You can set encodings to a Socket object with Socket#set_encoding.
But Socket#recv is an binary API like IO#read(n)
You can use textual API IO#read and get ISO-8859-1 string.
To summarize:
File IO encoding works correctly in that it respects the default external encoding specified in the -E option to ruby. But Socket encoding does not.
I've attached a simple test case to illustrate the problem.
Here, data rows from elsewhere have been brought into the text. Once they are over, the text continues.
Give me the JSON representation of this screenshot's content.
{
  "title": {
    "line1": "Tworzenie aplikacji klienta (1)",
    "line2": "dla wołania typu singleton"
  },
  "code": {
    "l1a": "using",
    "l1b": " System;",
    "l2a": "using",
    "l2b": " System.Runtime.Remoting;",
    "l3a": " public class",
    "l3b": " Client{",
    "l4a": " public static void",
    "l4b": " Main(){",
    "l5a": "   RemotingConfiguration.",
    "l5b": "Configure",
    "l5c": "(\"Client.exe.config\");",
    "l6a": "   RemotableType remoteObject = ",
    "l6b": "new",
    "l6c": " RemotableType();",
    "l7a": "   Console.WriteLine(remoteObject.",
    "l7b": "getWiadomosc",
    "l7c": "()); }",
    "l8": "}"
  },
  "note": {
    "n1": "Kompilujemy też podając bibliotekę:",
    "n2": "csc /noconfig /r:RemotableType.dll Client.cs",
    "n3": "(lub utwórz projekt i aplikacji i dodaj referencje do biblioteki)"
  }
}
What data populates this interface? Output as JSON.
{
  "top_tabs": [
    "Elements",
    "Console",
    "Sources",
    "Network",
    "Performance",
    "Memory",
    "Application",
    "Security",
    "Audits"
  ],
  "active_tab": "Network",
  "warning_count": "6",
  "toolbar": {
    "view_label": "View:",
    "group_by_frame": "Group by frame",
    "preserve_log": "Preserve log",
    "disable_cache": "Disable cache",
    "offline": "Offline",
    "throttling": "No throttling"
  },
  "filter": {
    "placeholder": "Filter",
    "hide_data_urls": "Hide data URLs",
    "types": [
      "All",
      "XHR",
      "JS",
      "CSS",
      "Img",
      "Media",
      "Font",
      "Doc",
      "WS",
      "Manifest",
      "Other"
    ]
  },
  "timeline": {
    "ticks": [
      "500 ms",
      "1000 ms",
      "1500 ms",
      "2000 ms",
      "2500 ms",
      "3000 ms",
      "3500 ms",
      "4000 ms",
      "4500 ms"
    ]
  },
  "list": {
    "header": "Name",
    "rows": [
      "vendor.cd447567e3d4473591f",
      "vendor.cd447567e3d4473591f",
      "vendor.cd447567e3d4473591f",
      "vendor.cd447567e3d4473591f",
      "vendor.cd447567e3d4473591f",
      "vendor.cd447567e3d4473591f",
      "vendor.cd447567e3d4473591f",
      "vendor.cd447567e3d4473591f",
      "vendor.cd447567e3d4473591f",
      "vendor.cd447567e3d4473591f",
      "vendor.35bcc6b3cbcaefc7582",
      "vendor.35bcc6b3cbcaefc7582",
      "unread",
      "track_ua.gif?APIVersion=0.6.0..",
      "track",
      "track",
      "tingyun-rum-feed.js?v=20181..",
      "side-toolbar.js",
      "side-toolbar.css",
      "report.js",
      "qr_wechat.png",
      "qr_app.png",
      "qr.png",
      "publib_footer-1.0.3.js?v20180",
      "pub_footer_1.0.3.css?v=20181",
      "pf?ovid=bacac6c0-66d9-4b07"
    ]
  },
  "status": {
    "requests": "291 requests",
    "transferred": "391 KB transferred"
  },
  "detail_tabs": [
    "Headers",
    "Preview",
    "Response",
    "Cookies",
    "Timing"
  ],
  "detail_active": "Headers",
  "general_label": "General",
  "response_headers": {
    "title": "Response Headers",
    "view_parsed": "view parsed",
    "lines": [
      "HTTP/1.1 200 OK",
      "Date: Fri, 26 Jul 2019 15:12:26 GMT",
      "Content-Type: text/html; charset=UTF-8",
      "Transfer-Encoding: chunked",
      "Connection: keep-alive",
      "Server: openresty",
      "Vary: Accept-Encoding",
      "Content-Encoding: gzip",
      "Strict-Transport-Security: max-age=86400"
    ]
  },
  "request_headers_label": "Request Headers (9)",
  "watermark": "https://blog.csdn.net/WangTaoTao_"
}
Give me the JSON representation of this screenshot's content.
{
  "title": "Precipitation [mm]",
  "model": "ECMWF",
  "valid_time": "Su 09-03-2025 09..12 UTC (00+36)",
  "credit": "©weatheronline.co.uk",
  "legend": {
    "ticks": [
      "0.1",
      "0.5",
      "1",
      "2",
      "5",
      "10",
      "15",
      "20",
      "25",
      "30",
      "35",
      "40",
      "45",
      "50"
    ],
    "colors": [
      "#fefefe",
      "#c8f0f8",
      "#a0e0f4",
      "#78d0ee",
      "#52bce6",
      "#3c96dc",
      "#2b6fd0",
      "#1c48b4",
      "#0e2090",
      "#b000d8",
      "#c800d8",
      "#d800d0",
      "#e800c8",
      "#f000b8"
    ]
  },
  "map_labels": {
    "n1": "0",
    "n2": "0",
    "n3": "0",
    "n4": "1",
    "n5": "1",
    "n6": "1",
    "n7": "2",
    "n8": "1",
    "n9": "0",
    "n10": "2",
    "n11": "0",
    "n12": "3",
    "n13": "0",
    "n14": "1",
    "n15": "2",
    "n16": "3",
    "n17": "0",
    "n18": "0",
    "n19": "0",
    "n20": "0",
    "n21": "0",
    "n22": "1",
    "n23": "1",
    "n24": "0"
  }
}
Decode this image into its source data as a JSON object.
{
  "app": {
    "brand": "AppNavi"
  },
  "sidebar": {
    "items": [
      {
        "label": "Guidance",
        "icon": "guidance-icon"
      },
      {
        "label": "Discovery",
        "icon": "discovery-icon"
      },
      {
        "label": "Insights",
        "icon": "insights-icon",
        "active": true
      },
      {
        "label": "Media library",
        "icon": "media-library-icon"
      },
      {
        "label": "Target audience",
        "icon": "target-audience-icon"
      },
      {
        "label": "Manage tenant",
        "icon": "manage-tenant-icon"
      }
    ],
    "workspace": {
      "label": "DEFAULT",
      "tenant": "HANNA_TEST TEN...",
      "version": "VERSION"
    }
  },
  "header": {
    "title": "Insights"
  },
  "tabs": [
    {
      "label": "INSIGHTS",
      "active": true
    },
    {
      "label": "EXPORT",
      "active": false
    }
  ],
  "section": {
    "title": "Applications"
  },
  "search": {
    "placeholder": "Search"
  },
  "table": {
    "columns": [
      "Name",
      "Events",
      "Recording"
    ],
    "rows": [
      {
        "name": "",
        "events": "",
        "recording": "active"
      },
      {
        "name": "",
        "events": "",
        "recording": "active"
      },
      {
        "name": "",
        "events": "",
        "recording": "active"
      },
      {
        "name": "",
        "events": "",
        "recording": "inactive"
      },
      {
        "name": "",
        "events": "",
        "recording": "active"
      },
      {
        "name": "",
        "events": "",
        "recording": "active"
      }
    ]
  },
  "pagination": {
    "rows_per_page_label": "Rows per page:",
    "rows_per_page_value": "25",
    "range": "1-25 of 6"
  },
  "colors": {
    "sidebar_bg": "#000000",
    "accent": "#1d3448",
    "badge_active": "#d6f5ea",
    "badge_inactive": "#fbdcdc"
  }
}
When I run it with ruby -E ISO-8859-1 socket_vs_file.rb, I expect the following output:
You can set encodings to a Socket object with Socket#set_encoding.
I understand, but if I don't call Socket#set_encoding, shouldn't the encoding fall back to the default encoding specified by the -E option to ruby?
Socket doesn't respect default_external because default_external is set from the locale of the client system,
but the encoding of the input string from sockets is depend on the server software.
Moreover data from socket is usually binary.
But Socket#recv is an binary API like IO#read(n)
You can use textual API IO#read and get ISO-8859-1 string.
Is IO#read the same as Socket#read? Because changing recv to read in client.rb doesn't change anything about the encoding.
I know File#read respects the default encoding. It would be nice if Socket#read did the same thing, especially since Net::HTTP uses Socket.
File and Socket are different.
Note that Net::HTTP's policy is independent from Socket.